Mikkel A. Sørensen 1 , 2 , Ursula B. Hansen 3 , 4 , Mauro Perfetti 2 , 10 , Kasper S. Pedersen 1 , 11 , Elena Bartolomé 5 , Giovanna G. Simeoni 6 , 12 , Hannu Mutka 7 , Stéphane Rols 7 , Minki Jeong 4 , Ivica Zivkovic 4 , Maria Retuerto 3 , 13 , Ana Arauzo 8 , Juan Bartolomé 8 , Stergios Piligkos 1 , Høgni Weihe 1 , Linda H. Doerrer 9 , Joris van Slageren 2 , Henrik M. Rønnow 4 , Kim Lefmann 3 , Jesper Bendix 1
29 March 2018
Total control over the electronic spin relaxation in molecular nanomagnets is the ultimate goal in the design of new molecules with evermore realizable applications in spin-based devices. For single-ion lanthanide systems, with strong spin–orbit coupling, the potential applications are linked to the energetic structure of the crystal field levels and quantum tunneling within the ground state. Structural engineering of the timescale of these tunneling events via appropriate design of crystal fields represents a fundamental challenge for the synthetic chemist, since tunnel splittings are expected to be suppressed by crystal field environments with sufficiently high-order symmetry. Here, we report the long missing study of the effect of a non-linear ( C 4) to pseudo-linear ( D 4d) change in crystal field symmetry in an otherwise chemically unaltered dysprosium complex. From a purely experimental study of crystal field levels and electronic spin dynamics at milliKelvin temperatures, we demonstrate the ensuing threefold reduction of the tunnel splitting.

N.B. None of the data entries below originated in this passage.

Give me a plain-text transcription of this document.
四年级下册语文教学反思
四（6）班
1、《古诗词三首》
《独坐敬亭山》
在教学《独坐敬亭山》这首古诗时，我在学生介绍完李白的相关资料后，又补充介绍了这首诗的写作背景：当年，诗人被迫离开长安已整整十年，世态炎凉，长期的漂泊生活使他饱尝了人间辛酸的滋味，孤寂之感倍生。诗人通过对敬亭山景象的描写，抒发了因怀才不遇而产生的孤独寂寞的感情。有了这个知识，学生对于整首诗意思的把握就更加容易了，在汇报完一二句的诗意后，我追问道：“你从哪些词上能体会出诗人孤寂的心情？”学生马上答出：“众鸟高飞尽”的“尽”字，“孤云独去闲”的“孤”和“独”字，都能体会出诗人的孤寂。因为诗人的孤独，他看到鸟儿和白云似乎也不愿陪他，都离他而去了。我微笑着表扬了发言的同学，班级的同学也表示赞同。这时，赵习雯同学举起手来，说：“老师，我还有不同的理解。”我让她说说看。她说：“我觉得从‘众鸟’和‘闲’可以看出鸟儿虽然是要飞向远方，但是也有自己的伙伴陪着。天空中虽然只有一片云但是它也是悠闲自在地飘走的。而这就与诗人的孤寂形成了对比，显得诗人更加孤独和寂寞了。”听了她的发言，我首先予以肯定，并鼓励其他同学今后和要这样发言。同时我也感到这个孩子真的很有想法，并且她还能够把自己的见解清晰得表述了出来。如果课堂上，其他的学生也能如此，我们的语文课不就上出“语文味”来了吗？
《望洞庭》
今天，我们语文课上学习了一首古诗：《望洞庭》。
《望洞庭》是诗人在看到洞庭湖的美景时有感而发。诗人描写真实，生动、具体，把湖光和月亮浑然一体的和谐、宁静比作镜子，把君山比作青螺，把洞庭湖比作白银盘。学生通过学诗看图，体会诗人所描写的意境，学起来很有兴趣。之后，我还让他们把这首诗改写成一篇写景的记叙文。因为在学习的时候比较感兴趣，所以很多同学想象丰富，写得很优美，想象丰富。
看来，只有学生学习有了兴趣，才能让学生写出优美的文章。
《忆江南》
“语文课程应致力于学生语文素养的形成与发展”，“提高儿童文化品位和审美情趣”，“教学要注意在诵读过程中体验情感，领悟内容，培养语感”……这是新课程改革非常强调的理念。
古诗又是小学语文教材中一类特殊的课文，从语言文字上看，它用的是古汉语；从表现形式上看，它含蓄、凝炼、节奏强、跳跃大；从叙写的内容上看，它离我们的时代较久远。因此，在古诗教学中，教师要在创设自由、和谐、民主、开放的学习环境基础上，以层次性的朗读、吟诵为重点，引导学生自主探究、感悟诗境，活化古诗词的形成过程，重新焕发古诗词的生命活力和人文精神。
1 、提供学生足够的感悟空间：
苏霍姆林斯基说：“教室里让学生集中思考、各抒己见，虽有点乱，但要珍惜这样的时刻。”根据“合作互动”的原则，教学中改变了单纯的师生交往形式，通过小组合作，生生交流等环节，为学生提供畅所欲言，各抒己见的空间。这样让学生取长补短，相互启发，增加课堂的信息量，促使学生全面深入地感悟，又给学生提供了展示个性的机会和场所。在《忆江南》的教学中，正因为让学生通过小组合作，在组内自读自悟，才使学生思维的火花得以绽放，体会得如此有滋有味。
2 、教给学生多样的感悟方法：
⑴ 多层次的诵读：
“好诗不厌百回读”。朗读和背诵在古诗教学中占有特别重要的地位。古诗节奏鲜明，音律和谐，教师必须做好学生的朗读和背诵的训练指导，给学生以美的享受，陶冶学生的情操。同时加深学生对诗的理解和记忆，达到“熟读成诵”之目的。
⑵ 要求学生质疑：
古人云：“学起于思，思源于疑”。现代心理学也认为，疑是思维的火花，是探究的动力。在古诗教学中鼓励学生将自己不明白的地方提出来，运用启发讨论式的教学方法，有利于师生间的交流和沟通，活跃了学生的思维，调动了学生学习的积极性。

Suppression of quantum tunneling in molecular magnets is key for their magnetic behaviours to be exploitable. Here, the authors show that tuning the geometry of lanthanide single-ion magnets leads to a suppression of the quantum tunneling, finding a three-fold reduction of the tunnel splitting upon changing the crystal field symmetry.